Universities DO have a monopoly on credentialing. Credentialing, contrary to popular opinion in these parts, is actually a useful function.
Providing education and credentialing is not typically free. You need to acquire physical space, hire teachers, and so on. Education could be at least one order of magnitude less expensive than it is now, and it some cases probably even two orders. Education could also be subsidized 100% for the first N most qualified candidates, at point of use, using tax dollars. But there is no way to make it free.
You can see this in high school test scores, in placement exams, in Freshman college performance, and even in new grad hire cohorts.
The autodidact set has realized that they can teach themselves a lot of what they would've learned in coursework at colleges. There are still some elite career pathways where formal education is necessary, but an autodidact who doesn't want to follow one of those career pathways now knows that they can go without.

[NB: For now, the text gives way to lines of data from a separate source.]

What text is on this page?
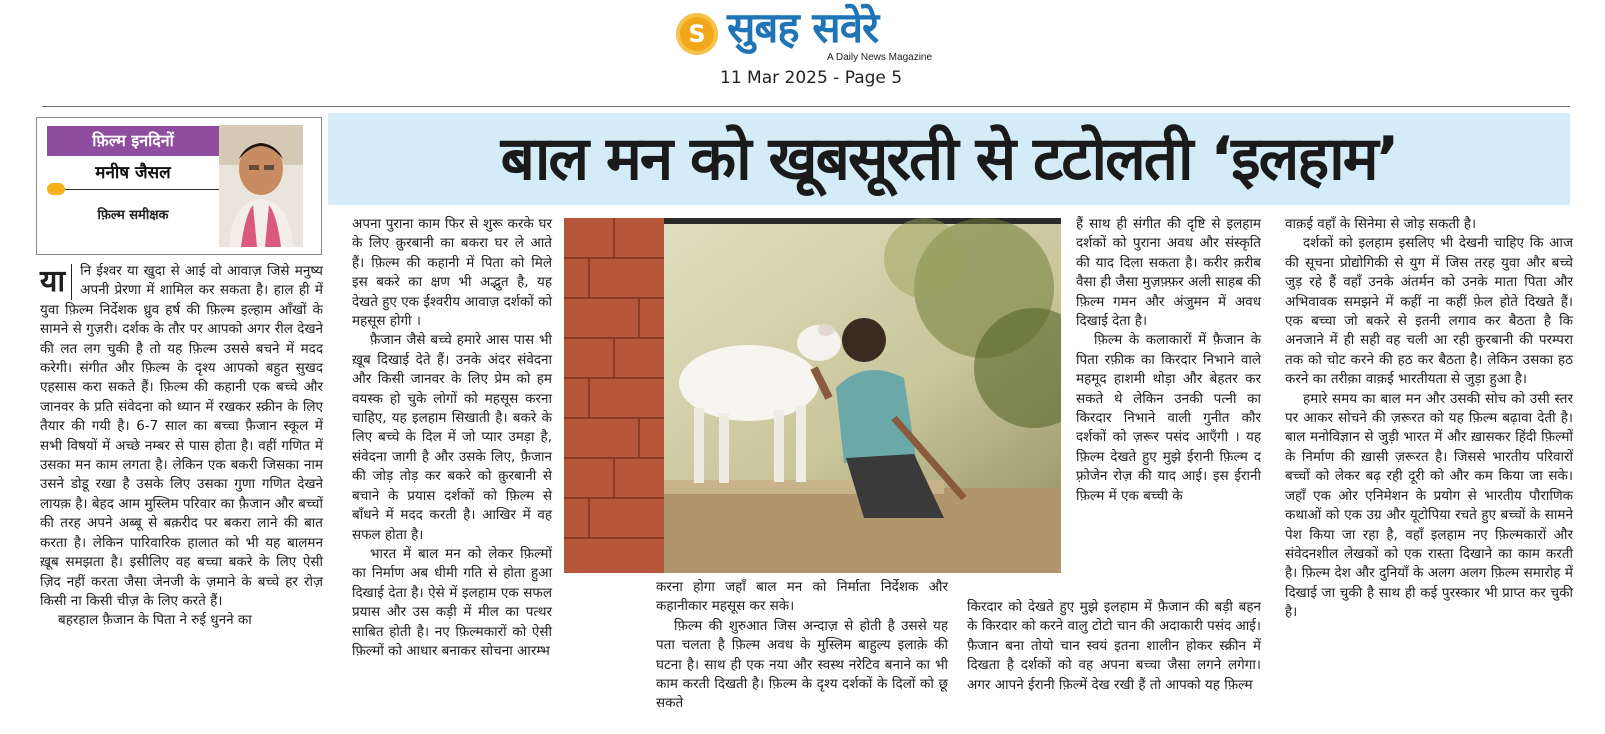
S सुबह सवेरे
A Daily News Magazine
11 Mar 2025 - Page 5
फ़िल्म इनदिनों
मनीष जैसल
फ़िल्म समीक्षक
बाल मन को खूबसूरती से टटोलती ‘इलहाम’
या	नि ईश्वर या खुदा से आई वो आवाज़ जिसे मनुष्य अपनी प्रेरणा में शामिल कर सकता है। हाल ही में युवा फ़िल्म निर्देशक ध्रुव हर्ष की फ़िल्म इल्हाम आँखों के सामने से गुज़री। दर्शक के तौर पर आपको अगर रील देखने की लत लग चुकी है तो यह फ़िल्म उससे बचने में मदद करेगी। संगीत और फ़िल्म के दृश्य आपको बहुत सुखद एहसास करा सकते हैं। फ़िल्म की कहानी एक बच्चे और जानवर के प्रति संवेदना को ध्यान में रखकर स्क्रीन के लिए तैयार की गयी है। 6-7 साल का बच्चा फ़ैजान स्कूल में सभी विषयों में अच्छे नम्बर से पास होता है। वहीं गणित में उसका मन काम लगता है। लेकिन एक बकरी जिसका नाम उसने डोडू रखा है उसके लिए उसका गुणा गणित देखने लायक़ है। बेहद आम मुस्लिम परिवार का फ़ैजान और बच्चों की तरह अपने अब्बू से बक़रीद पर बकरा लाने की बात करता है। लेकिन पारिवारिक हालात को भी यह बालमन ख़ूब समझता है। इसीलिए वह बच्चा बकरे के लिए ऐसी ज़िद नहीं करता जैसा जेनजी के ज़माने के बच्चे हर रोज़ किसी ना किसी चीज़ के लिए करते हैं।

बहरहाल फ़ैजान के पिता ने रुई धुनने का

अपना पुराना काम फिर से शुरू करके घर के लिए क़ुरबानी का बकरा घर ले आते हैं। फ़िल्म की कहानी में पिता को मिले इस बकरे का क्षण भी अद्भुत है, यह देखते हुए एक ईश्वरीय आवाज़ दर्शकों को महसूस होगी ।

फ़ैजान जैसे बच्चे हमारे आस पास भी ख़ूब दिखाई देते हैं। उनके अंदर संवेदना और किसी जानवर के लिए प्रेम को हम वयस्क हो चुके लोगों को महसूस करना चाहिए, यह इलहाम सिखाती है। बकरे के लिए बच्चे के दिल में जो प्यार उमड़ा है, संवेदना जागी है और उसके लिए, फ़ैजान की जोड़ तोड़ कर बकरे को क़ुरबानी से बचाने के प्रयास दर्शकों को फ़िल्म से बाँधने में मदद करती है। आखिर में वह सफल होता है।

भारत में बाल मन को लेकर फ़िल्मों का निर्माण अब धीमी गति से होता हुआ दिखाई देता है। ऐसे में इलहाम एक सफल प्रयास और उस कड़ी में मील का पत्थर साबित होती है। नए फ़िल्मकारों को ऐसी फ़िल्मों को आधार बनाकर सोचना आरम्भ

करना होगा जहाँ बाल मन को निर्माता निर्देशक और कहानीकार महसूस कर सके।

फ़िल्म की शुरुआत जिस अन्दाज़ से होती है उससे यह पता चलता है फ़िल्म अवध के मुस्लिम बाहुल्य इलाक़े की घटना है। साथ ही एक नया और स्वस्थ नरेटिव बनाने का भी काम करती दिखती है। फ़िल्म के दृश्य दर्शकों के दिलों को छू सकते

हैं साथ ही संगीत की दृष्टि से इलहाम दर्शकों को पुराना अवध और संस्कृति की याद दिला सकता है। करीर क़रीब वैसा ही जैसा मुज़फ़्फ़र अली साहब की फ़िल्म गमन और अंजुमन में अवध दिखाई देता है।

फ़िल्म के कलाकारों में फ़ैजान के पिता रफ़ीक का किरदार निभाने वाले महमूद हाशमी थोड़ा और बेहतर कर सकते थे लेकिन उनकी पत्नी का किरदार निभाने वाली गुनीत कौर दर्शकों को ज़रूर पसंद आएँगी । यह फ़िल्म देखते हुए मुझे ईरानी फ़िल्म द फ़्रोजेन रोज़ की याद आई। इस ईरानी फ़िल्म में एक बच्ची के

किरदार को देखते हुए मुझे इलहाम में फ़ैजान की बड़ी बहन के किरदार को करने वालु टोटो चान की अदाकारी पसंद आई। फ़ैजान बना तोयो चान स्वयं इतना शालीन होकर स्क्रीन में दिखता है दर्शकों को वह अपना बच्चा जैसा लगने लगेगा। अगर आपने ईरानी फ़िल्में देख रखी हैं तो आपको यह फ़िल्म

वाक़ई वहाँ के सिनेमा से जोड़ सकती है।

दर्शकों को इलहाम इसलिए भी देखनी चाहिए कि आज की सूचना प्रोद्योगिकी से युग में जिस तरह युवा और बच्चे जुड़ रहे हैं वहाँ उनके अंतर्मन को उनके माता पिता और अभिवावक समझने में कहीं ना कहीं फ़ेल होते दिखते हैं। एक बच्चा जो बकरे से इतनी लगाव कर बैठता है कि अनजाने में ही सही वह चली आ रही क़ुरबानी की परम्परा तक को चोट करने की हठ कर बैठता है। लेकिन उसका हठ करने का तरीक़ा वाक़ई भारतीयता से जुड़ा हुआ है।

हमारे समय का बाल मन और उसकी सोच को उसी स्तर पर आकर सोचने की ज़रूरत को यह फ़िल्म बढ़ावा देती है। बाल मनोविज्ञान से जुड़ी भारत में और ख़ासकर हिंदी फ़िल्मों के निर्माण की ख़ासी ज़रूरत है। जिससे भारतीय परिवारों बच्चों को लेकर बढ़ रही दूरी को और कम किया जा सके। जहाँ एक ओर एनिमेशन के प्रयोग से भारतीय पौराणिक कथाओं को एक उग्र और यूटोपिया रचते हुए बच्चों के सामने पेश किया जा रहा है, वहाँ इलहाम नए फ़िल्मकारों और संवेदनशील लेखकों को एक रास्ता दिखाने का काम करती है। फ़िल्म देश और दुनियाँ के अलग अलग फ़िल्म समारोह में दिखाई जा चुकी है साथ ही कई पुरस्कार भी प्राप्त कर चुकी है।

American colleges provide a useful-if-overpriced service to non-autodidacts, but their product is not ready to deal with students who are YEARS behind in their formal education.

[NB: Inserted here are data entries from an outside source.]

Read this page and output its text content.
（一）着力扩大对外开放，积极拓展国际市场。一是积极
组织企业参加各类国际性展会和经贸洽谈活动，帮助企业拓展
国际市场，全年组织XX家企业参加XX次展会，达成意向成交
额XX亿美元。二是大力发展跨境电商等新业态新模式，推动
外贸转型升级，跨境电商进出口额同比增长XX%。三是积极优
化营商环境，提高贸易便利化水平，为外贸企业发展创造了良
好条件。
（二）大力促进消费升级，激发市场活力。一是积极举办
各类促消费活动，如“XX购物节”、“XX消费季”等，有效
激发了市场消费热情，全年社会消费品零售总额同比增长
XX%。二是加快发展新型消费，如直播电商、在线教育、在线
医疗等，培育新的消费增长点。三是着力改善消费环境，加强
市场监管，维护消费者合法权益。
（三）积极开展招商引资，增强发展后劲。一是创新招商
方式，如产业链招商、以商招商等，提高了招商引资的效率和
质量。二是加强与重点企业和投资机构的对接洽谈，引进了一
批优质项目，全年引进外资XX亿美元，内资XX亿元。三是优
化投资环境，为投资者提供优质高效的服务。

"overpriced" is a vast understatement. overpriced would be if it costs $8k but is sold at $12k.
Instead the pricing is crippling, and instead of 8k it's 48k, and the average student will roll out with between 100k-200k in debt. debt that is not dischargable except in very rare, specific cases.
The average college tuition and fees at four-year schools in 2020-2021 was $19,020.
> and the average student will roll out with between 100k-200k in debt
The average federal student loan debt is $37,338 per borrower.
Like I said, everyone keeps missing the point.